Persistence, stores and visualisation#

atomRDF graphs are backed by RDFLib stores, so the same KnowledgeGraph API can target an in-memory store (the default), an on-disk SQL-backed store, or a high-performance Oxigraph store.

This notebook covers:

  1. Writing and re-loading a graph in Turtle / JSON-LD.

  2. Choosing a store at construction time.

  3. Visualising the graph in the notebook.

from atomrdf import KnowledgeGraph
import atomrdf.build as build
---------------------------------------------------------------------------
ModuleNotFoundError                       Traceback (most recent call last)
Cell In[1], line 1
----> 1 from atomrdf import KnowledgeGraph
      2 import atomrdf.build as build

File ~/checkouts/readthedocs.org/user_builds/pyscal-rdf/conda/latest/lib/python3.11/site-packages/atomrdf/__init__.py:21
      1 """atomRDF — ontology-based knowledge graphs for atomistic simulation data.
      2 
      3 atomRDF combines `pyscal3 <https://github.com/pyscal/pyscal3>`_,
   (...)     17 documentation at https://atomrdf.pyscal.org.
     18 """
     20 from atomrdf._version import __version__
---> 21 from atomrdf.graph import KnowledgeGraph
     22 from atomrdf.io.workflow_parser import WorkflowParser
     24 __all__ = [
     25     "__version__",
     26     "KnowledgeGraph",
     27     "WorkflowParser",
     28 ]

File ~/checkouts/readthedocs.org/user_builds/pyscal-rdf/conda/latest/lib/python3.11/site-packages/atomrdf/graph.py:46
     44 from atomrdf.stores import create_store, purge
     45 import atomrdf.json_io as json_io
---> 46 import atomrdf.mp as amp
     49 from atomrdf.namespace import (
     50     CMSO,
     51     PLDO,
   (...)     56     Literal,
     57 )
     59 # read element data file

File ~/checkouts/readthedocs.org/user_builds/pyscal-rdf/conda/latest/lib/python3.11/site-packages/atomrdf/mp.py:5
      1 """
      2 Wrapper around Materials Project to query structures and get it as a KG
      3 """
----> 5 from mp_api.client import MPRester
      6 import numpy as np
      8 def query_mp(api_key, chemical_system=None, material_ids=None, is_stable=True):

ModuleNotFoundError: No module named 'mp_api'

1. In-memory graph (the default)#

kg = KnowledgeGraph()
_ = build.bulk("Fe", cubic=True, graph=kg)
_ = build.bulk("Cu", cubic=True, graph=kg)
kg.n_samples

Write the graph to disk and round-trip it:

kg.write("demo.ttl", format="ttl")
kg2 = KnowledgeGraph(graph_file="demo.ttl")
kg2.n_samples

JSON-LD also works, which is often easier to consume from web tooling:

kg.write("demo.jsonld", format="json-ld")

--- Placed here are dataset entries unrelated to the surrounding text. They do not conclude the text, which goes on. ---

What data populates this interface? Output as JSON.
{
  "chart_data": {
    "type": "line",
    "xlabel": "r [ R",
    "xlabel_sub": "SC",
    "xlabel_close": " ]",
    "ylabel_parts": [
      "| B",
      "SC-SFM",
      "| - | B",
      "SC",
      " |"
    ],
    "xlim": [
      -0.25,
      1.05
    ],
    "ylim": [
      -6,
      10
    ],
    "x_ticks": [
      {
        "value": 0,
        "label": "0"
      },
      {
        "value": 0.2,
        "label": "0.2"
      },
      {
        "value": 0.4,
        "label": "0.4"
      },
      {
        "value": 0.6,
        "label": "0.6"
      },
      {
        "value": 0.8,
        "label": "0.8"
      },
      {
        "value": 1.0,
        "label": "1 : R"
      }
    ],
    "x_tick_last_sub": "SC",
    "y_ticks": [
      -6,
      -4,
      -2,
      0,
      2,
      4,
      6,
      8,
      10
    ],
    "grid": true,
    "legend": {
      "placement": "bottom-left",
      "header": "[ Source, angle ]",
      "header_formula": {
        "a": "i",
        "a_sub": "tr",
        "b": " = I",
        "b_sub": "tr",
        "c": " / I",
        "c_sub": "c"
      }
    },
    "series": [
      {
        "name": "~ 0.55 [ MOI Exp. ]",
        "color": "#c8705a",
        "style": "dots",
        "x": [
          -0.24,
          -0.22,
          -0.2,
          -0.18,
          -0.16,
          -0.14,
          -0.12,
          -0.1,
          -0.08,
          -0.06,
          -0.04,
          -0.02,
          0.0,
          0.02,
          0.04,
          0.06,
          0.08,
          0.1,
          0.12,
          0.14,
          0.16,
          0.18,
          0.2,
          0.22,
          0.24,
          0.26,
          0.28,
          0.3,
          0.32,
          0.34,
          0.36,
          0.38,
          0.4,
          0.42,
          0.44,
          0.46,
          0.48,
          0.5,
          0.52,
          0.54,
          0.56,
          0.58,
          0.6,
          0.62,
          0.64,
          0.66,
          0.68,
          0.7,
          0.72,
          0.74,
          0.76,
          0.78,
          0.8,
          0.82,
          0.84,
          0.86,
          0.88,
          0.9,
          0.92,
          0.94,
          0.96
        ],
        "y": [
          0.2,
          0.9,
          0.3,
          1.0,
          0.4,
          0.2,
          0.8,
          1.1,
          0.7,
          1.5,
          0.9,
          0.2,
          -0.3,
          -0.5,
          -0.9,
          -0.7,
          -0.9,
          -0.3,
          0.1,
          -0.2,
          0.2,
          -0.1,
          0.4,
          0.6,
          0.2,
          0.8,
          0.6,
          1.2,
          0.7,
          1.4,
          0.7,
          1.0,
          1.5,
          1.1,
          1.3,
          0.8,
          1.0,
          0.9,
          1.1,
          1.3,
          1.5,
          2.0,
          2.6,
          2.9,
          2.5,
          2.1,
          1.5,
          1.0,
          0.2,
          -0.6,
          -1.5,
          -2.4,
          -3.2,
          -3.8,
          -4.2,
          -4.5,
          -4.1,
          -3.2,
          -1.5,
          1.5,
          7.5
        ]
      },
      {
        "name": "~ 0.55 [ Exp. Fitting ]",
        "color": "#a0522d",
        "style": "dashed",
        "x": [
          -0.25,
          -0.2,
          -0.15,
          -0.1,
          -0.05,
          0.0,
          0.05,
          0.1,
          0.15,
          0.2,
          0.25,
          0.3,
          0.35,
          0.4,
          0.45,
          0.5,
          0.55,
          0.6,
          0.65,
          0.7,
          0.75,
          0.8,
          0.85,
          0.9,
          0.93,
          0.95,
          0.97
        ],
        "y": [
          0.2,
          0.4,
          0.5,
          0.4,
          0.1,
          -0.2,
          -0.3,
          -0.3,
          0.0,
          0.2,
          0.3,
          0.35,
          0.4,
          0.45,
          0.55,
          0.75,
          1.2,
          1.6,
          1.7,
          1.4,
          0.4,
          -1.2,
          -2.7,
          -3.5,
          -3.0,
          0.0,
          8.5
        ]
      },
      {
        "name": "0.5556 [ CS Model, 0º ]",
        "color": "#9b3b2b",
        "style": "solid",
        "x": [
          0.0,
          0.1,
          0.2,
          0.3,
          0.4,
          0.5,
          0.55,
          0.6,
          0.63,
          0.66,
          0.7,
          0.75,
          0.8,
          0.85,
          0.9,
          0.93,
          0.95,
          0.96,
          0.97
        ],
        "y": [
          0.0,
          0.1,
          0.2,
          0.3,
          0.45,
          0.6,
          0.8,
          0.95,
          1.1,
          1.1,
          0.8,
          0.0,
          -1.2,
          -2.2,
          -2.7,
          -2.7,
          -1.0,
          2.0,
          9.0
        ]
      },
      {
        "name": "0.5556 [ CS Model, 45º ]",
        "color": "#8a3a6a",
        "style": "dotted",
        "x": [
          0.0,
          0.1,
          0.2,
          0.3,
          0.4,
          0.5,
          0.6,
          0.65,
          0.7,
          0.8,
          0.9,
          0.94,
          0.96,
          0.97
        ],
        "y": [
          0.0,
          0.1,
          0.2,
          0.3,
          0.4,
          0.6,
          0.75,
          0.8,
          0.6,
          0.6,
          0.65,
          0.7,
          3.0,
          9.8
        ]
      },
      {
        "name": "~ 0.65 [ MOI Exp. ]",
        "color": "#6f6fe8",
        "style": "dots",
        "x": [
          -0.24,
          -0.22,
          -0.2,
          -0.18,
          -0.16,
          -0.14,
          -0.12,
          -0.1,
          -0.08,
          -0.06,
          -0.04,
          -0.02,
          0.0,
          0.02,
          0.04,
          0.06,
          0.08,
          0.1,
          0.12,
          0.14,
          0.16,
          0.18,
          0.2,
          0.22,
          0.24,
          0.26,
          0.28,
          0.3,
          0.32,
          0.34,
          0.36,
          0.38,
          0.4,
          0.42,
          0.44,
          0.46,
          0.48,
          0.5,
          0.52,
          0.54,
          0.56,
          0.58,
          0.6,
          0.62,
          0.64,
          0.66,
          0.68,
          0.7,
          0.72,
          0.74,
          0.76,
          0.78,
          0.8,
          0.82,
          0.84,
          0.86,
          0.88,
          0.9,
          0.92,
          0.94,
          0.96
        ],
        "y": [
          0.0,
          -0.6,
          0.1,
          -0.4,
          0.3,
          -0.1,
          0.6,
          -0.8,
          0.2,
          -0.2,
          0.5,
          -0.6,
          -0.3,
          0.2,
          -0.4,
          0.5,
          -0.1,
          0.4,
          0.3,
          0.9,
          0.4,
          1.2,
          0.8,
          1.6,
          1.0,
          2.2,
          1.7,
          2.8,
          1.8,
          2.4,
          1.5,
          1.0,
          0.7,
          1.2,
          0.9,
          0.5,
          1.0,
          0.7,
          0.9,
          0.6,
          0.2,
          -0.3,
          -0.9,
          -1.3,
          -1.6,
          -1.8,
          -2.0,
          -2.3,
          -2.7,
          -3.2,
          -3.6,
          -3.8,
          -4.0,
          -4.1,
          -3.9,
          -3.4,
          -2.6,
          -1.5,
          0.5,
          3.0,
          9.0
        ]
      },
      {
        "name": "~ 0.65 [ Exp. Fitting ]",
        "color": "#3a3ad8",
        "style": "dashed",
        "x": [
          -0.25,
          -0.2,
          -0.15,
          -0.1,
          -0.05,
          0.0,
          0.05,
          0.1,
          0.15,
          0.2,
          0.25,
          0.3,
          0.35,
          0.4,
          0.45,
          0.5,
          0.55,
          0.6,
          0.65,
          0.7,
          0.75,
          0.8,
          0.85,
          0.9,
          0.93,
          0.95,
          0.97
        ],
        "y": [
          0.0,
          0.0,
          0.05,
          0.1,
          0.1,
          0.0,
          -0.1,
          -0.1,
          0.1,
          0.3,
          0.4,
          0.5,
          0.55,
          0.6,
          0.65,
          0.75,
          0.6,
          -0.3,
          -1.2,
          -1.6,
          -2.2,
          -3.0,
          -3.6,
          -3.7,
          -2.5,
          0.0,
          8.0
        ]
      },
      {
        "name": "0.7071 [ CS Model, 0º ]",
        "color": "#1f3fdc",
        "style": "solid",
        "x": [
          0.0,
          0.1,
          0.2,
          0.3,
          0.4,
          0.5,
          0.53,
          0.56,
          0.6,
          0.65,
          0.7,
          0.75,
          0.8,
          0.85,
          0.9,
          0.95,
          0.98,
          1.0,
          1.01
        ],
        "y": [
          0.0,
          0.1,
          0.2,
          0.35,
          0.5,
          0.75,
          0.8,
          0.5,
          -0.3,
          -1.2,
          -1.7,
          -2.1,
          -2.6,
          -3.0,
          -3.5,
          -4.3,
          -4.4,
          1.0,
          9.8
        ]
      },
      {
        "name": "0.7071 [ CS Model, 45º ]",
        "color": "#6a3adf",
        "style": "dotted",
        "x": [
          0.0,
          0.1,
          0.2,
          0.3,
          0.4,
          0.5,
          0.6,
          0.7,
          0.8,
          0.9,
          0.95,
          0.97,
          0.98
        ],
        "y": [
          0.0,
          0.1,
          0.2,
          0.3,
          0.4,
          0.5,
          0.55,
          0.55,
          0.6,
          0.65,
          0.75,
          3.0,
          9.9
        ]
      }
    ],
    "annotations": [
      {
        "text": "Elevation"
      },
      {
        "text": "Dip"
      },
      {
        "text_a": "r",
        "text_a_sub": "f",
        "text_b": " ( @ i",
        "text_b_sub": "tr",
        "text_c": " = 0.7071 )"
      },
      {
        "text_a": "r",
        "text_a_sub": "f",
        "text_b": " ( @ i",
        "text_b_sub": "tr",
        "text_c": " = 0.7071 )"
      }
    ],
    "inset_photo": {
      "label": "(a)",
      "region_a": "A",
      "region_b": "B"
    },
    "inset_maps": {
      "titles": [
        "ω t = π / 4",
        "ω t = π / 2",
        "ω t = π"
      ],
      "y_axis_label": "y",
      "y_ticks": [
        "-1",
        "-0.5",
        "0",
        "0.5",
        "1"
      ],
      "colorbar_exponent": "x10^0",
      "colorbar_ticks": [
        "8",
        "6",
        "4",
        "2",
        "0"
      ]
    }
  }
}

2. Picking a different store#

atomRDF ships connectors for three stores. They are selected via the store argument:

from atomrdf import KnowledgeGraph

# Default in-process memory store:
kg = KnowledgeGraph(store="Memory")

# SQLAlchemy-backed (requires `pip install "atomrdf[sqlalchemy]"`):
kg = KnowledgeGraph(store="db", store_file="atomrdf.db")

# Oxigraph (requires `pip install "atomrdf[oxigraph]"`):
kg = KnowledgeGraph(store="Oxigraph", store_file="oxidir/")

All three stores expose the same Python API; pick the in-memory store for quick experiments and one of the persistent stores for long-running projects.

3. Visualising the graph#

kg.visualise() renders the RDF graph inline using GraphViz. hide_types=True collapses rdf:type edges so only the data relationships remain.

kg.visualise(hide_types=True, size=(40, 25))

For very large graphs the inline view can become unwieldy; in that case export to a stand-alone HTML / SVG file and open it in a browser.